The VPN requires specific protocols and ports to function. These rules allow IKE negotiation, NAT traversal, and encrypted traffic flow between both endpoints.

+----------+------+---------------------------+
| Protocol | Port | Purpose                   |
+----------+------+---------------------------+
| UDP      | 500  | IKE (ISAKMP)              |
| UDP      | 4500 | NAT Traversal             |
| ESP      | 50   | Encrypted IPsec traffic   |
| AH       | 51   | IPsec AH (optional)       |
+----------+------+---------------------------+

These rules were not strictly tested, as the setup was validated using open inbound access (0.0.0.0/0) during the exploration phase. In a production environment, source IPs should be restricted to the peer VPN endpoint to reduce exposure. Protocol 50 (ESP) is required for carrying encrypted payloads, while Protocol 51 (AH) is optional and typically not used when ESP is enabled. It is also important to note that some cloud platforms require ESP and AH to be allowed as protocols rather than traditional port-based rules.

9. Start Service

Once configuration is complete, StrongSwan must be restarted and enabled to start automatically.

sudo systemctl restart strongswan-starter
sudo systemctl enable strongswan-starter

10. Performance Benchmark

To evaluate throughput, iperf3 is used to generate traffic across the tunnel. Multiple parallel streams help simulate realistic load.

#!/bin/bash

TARGET_IP="10.0.0.242"
DURATION=60
LOGFILE="vpn_iperf_stress_$(date +%F_%H-%M-%S).log"

while true; do
    iperf3 -c "$TARGET_IP" -t "$DURATION" -P 4 | tee -a "$LOGFILE"
done

Across 10 runs, the total transferred data reached 146.0 GB, with an average throughput of approximately 1.91 Gbit/s using a t4g.micro instance. This indicates that even a small instance can achieve high throughput under burst conditions.

During this test, outbound traffic (egress) was billed for the full 146 GB transferred. The exact cost was not recorded, but this highlights an important consideration: while compute costs can be optimized, data transfer charges may become a significant portion of the total cost depending on traffic volume.

Cost Savings

Managed VPN costs $36.50/month (calculated as $0.05/hour × 730 hours), while the self-managed setup costs $11.39/month (t4g.micro: $0.0106 × 730 = $7.74, Elastic IP: $0.005 × 730 = $3.65). This results in an estimated saving of $25.11/month, or approximately 69%. Even without including external cloud costs, this already demonstrates a strong cost advantage for simple VPN use cases. In practice, the cost can be optimized further, as the VPN service does not strictly require a dedicated EC2 instance and can be integrated into an existing instance such as a bastion host or utility server.

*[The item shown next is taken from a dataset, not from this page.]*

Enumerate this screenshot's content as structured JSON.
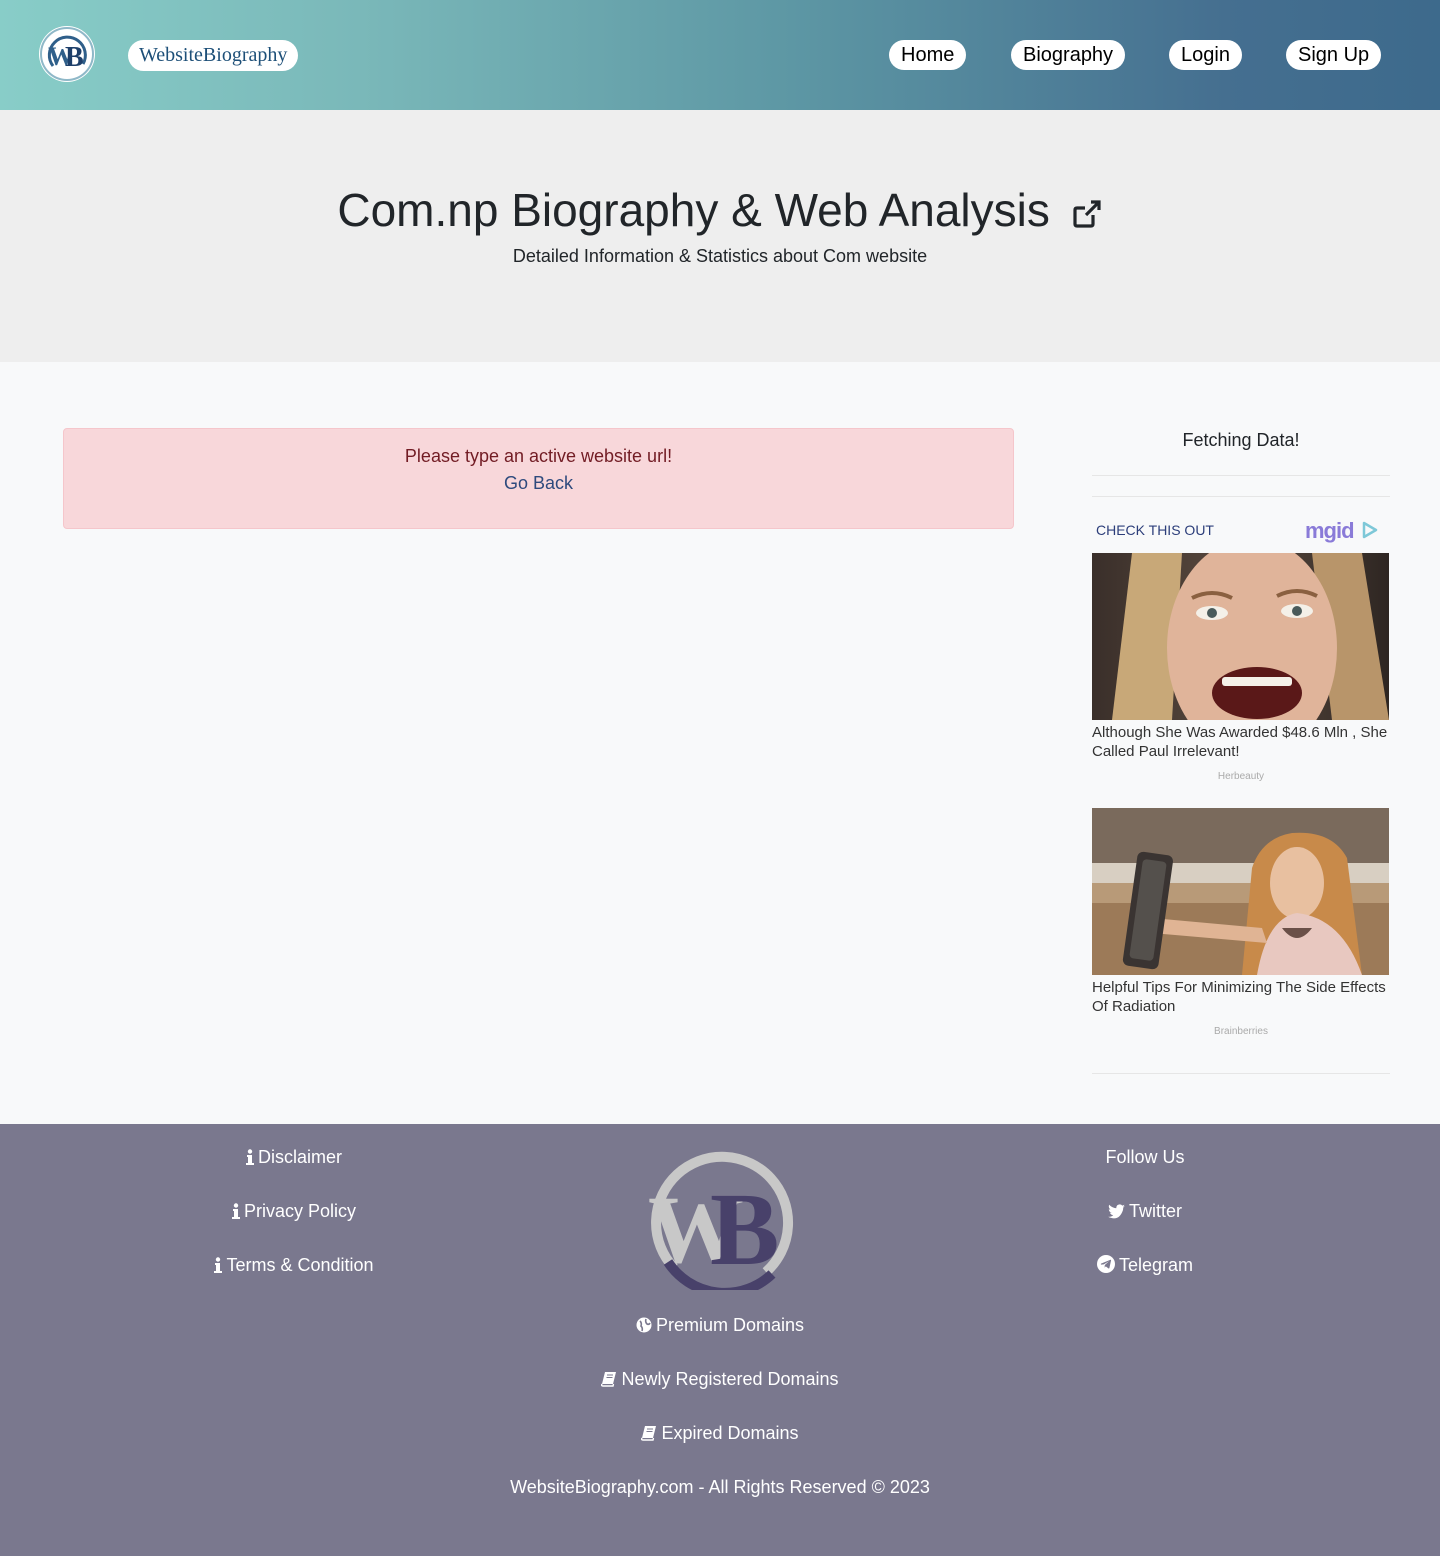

Another important consideration is the network performance characteristics of the instance type. The t4g.micro instance used in this setup provides a baseline bandwidth of approximately 87 Mbps, with the ability to burst up to around 2085 Mbps under favorable conditions. This explains how high throughput (around 1.91 Gbit/s) can be observed during testing, even on a small instance, as it leverages burst capability rather than sustained baseline performance. However, this performance is not guaranteed continuously, as it depends on available credits and workload patterns.

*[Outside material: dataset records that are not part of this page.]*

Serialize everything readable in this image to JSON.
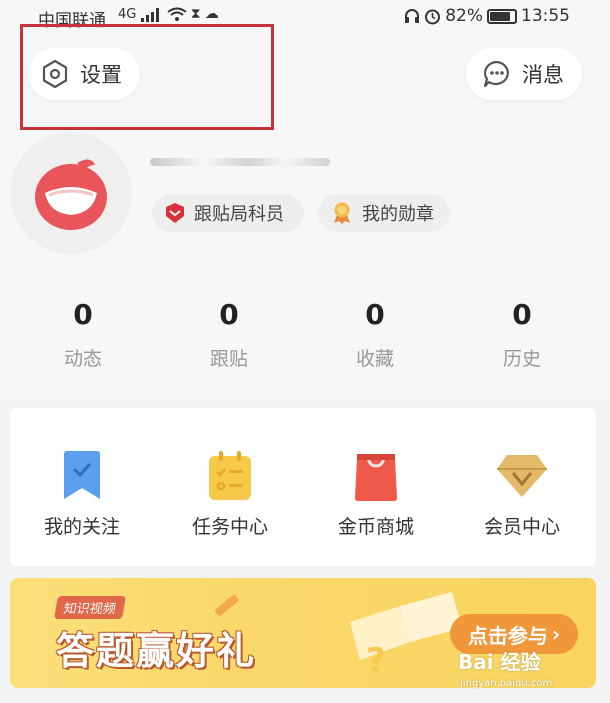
{
  "status_bar": {
    "carrier": "中国联通",
    "network": "4G",
    "battery": "82%",
    "battery_level": 0.82,
    "time": "13:55"
  },
  "header": {
    "settings_label": "设置",
    "messages_label": "消息"
  },
  "profile": {
    "tags": [
      {
        "label": "跟贴局科员",
        "icon": "red-shield-icon"
      },
      {
        "label": "我的勋章",
        "icon": "medal-icon"
      }
    ]
  },
  "stats": [
    {
      "value": "0",
      "label": "动态"
    },
    {
      "value": "0",
      "label": "跟贴"
    },
    {
      "value": "0",
      "label": "收藏"
    },
    {
      "value": "0",
      "label": "历史"
    }
  ],
  "menu": [
    {
      "label": "我的关注",
      "icon": "bookmark-icon"
    },
    {
      "label": "任务中心",
      "icon": "task-clipboard-icon"
    },
    {
      "label": "金币商城",
      "icon": "shopping-bag-icon"
    },
    {
      "label": "会员中心",
      "icon": "vip-diamond-icon"
    }
  ],
  "banner": {
    "tag": "知识视频",
    "title": "答题赢好礼",
    "cta": "点击参与",
    "cta_arrow": "›"
  },
  "watermark": {
    "text": "Bai 经验",
    "sub": "jingyan.baidu.com"
  },
  "colors": {
    "highlight_box": "#c8323a",
    "banner_bg": "#fad86a",
    "cta_bg": "#f0973a",
    "avatar_red": "#e8555a"
  }
}
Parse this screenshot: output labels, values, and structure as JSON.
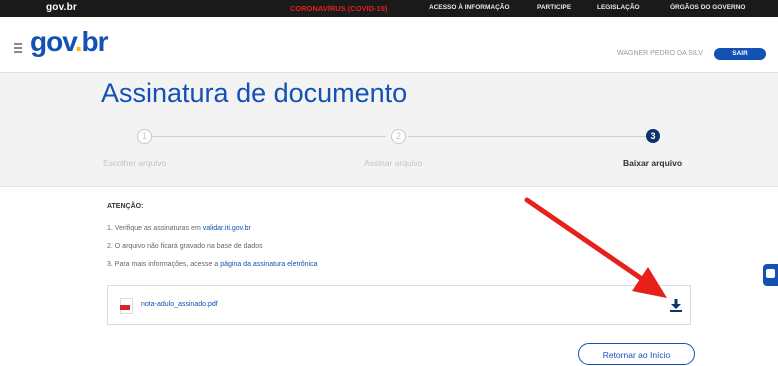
{
  "topbar": {
    "brand": "gov.br",
    "covid": "CORONAVÍRUS (COVID-19)",
    "nav": [
      "ACESSO À INFORMAÇÃO",
      "PARTICIPE",
      "LEGISLAÇÃO",
      "ÓRGÃOS DO GOVERNO"
    ]
  },
  "header": {
    "logo": "gov.br",
    "user_name": "WAGNER PEDRO DA SILV",
    "user_button": "SAIR"
  },
  "page": {
    "title": "Assinatura de documento"
  },
  "steps": [
    {
      "number": "1",
      "label": "Escolher arquivo",
      "active": false
    },
    {
      "number": "2",
      "label": "Assinar arquivo",
      "active": false
    },
    {
      "number": "3",
      "label": "Baixar arquivo",
      "active": true
    }
  ],
  "attention": {
    "title": "ATENÇÃO:",
    "line1_text": "1. Verifique as assinaturas em ",
    "line1_link": "validar.iti.gov.br",
    "line2_text": "2. O arquivo não ficará gravado na base de dados",
    "line3_text": "3. Para mais informações, acesse a ",
    "line3_link": "página da assinatura eletrônica"
  },
  "file": {
    "name": "nota-adulo_assinado.pdf",
    "download_icon": "download-icon"
  },
  "actions": {
    "return_label": "Retornar ao Início"
  },
  "colors": {
    "primary": "#1351b4",
    "dark": "#0c326f",
    "arrow": "#e8201c",
    "covid": "#e0201b"
  }
}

If a more consistent baseline throughput or higher sustained bandwidth is required, it is recommended to choose a different instance type with higher guaranteed network performance. AWS provides detailed specifications for each instance family, including baseline and maximum bandwidth, which can be referenced here: https://docs.aws.amazon.com/ec2/latest/instancetypes/gp.html#gp_network

When This Approach Makes Sense

This setup is suitable when cost optimization is important and there is willingness to manage infrastructure manually. It works well for low to medium traffic scenarios where performance is still required.

It is less suitable for environments requiring managed service guarantees, built-in high availability, or minimal operational overhead.